東京都美術館の地上に現れているボリュームは、おおよそ50%ほどしかない。
つまり、建築ボリュームのもう半分は、地下に埋め込まれているわけである。
これは、本敷地が上野公園内の風致地区該当しているためであり、どうしても高さ制限などの関係から地下にボリュームを埋め込まなければなかったのである。
しかし、前川國男はその条件をうまく利用して、上の写真のように地下にも広場を作り出しつつ、そこにエントランス入口を設けることで、地上空間と地下空間のシームレスな接続に成功している。
人が集まる空間を重視した空間構成

先ほど解説した通り、前川國男建築では赤レンガ風タイルを使用することが多いという事だったが、もう一つ前川建築特有の特徴がある。
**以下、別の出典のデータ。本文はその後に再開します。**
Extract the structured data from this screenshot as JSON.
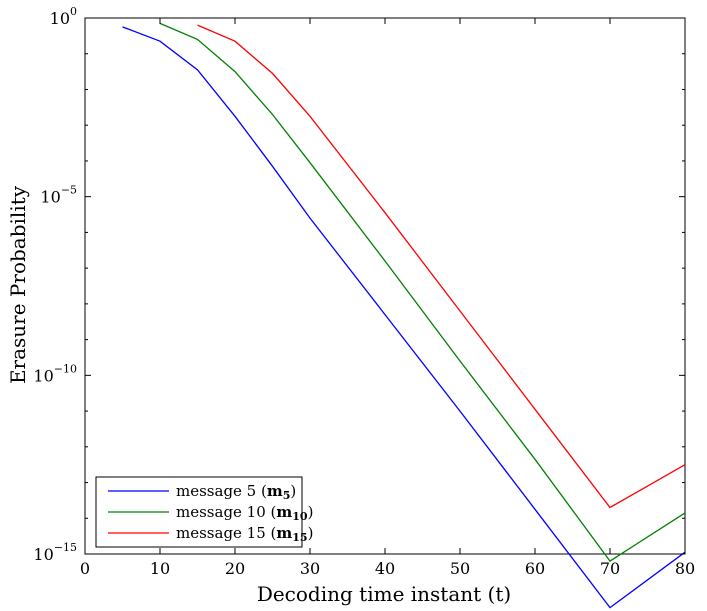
{
  "chart_data": {
    "type": "line",
    "xlabel": "Decoding time instant (t)",
    "ylabel": "Erasure Probability",
    "xlim": [
      0,
      80
    ],
    "ylim_exponent": [
      -15,
      0
    ],
    "yscale": "log",
    "xticks": [
      "0",
      "10",
      "20",
      "30",
      "40",
      "50",
      "60",
      "70",
      "80"
    ],
    "yticks": [
      {
        "base": "10",
        "exp": "0"
      },
      {
        "base": "10",
        "exp": "−5"
      },
      {
        "base": "10",
        "exp": "−10"
      },
      {
        "base": "10",
        "exp": "−15"
      }
    ],
    "legend_position": "bottom-left",
    "series": [
      {
        "name": "message 5 (m5)",
        "legend_prefix": "message 5 (",
        "legend_bold": "m",
        "legend_sub": "5",
        "legend_suffix": ")",
        "color": "#0000ff",
        "points": [
          [
            5,
            -0.25
          ],
          [
            10,
            -0.65
          ],
          [
            15,
            -1.45
          ],
          [
            20,
            -2.75
          ],
          [
            25,
            -4.15
          ],
          [
            30,
            -5.6
          ],
          [
            40,
            -8.3
          ],
          [
            50,
            -11.0
          ],
          [
            60,
            -13.75
          ],
          [
            70,
            -16.5
          ],
          [
            80,
            -14.95
          ]
        ]
      },
      {
        "name": "message 10 (m10)",
        "legend_prefix": "message 10 (",
        "legend_bold": "m",
        "legend_sub": "10",
        "legend_suffix": ")",
        "color": "#008000",
        "points": [
          [
            10,
            -0.15
          ],
          [
            15,
            -0.6
          ],
          [
            20,
            -1.5
          ],
          [
            25,
            -2.7
          ],
          [
            30,
            -4.05
          ],
          [
            40,
            -6.8
          ],
          [
            50,
            -9.6
          ],
          [
            60,
            -12.35
          ],
          [
            70,
            -15.2
          ],
          [
            80,
            -13.85
          ]
        ]
      },
      {
        "name": "message 15 (m15)",
        "legend_prefix": "message 15 (",
        "legend_bold": "m",
        "legend_sub": "15",
        "legend_suffix": ")",
        "color": "#ff0000",
        "points": [
          [
            15,
            -0.2
          ],
          [
            20,
            -0.65
          ],
          [
            25,
            -1.55
          ],
          [
            30,
            -2.75
          ],
          [
            40,
            -5.45
          ],
          [
            50,
            -8.2
          ],
          [
            60,
            -10.95
          ],
          [
            70,
            -13.7
          ],
          [
            80,
            -12.5
          ]
        ]
      }
    ]
  }
}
それが、広場やロビーといった人が集まる空間を重視しているという点だ。
もちろん展示空間も魅力的ではあるのだが、それ以上に前川國男は、広場・ロビー・エントランスホールといった空間のデザインに注力し、豊かな空間を作り出している。
上野公園の有名建築物

今回はこれで以上になります。
最後までご覧いただきありがとうございました。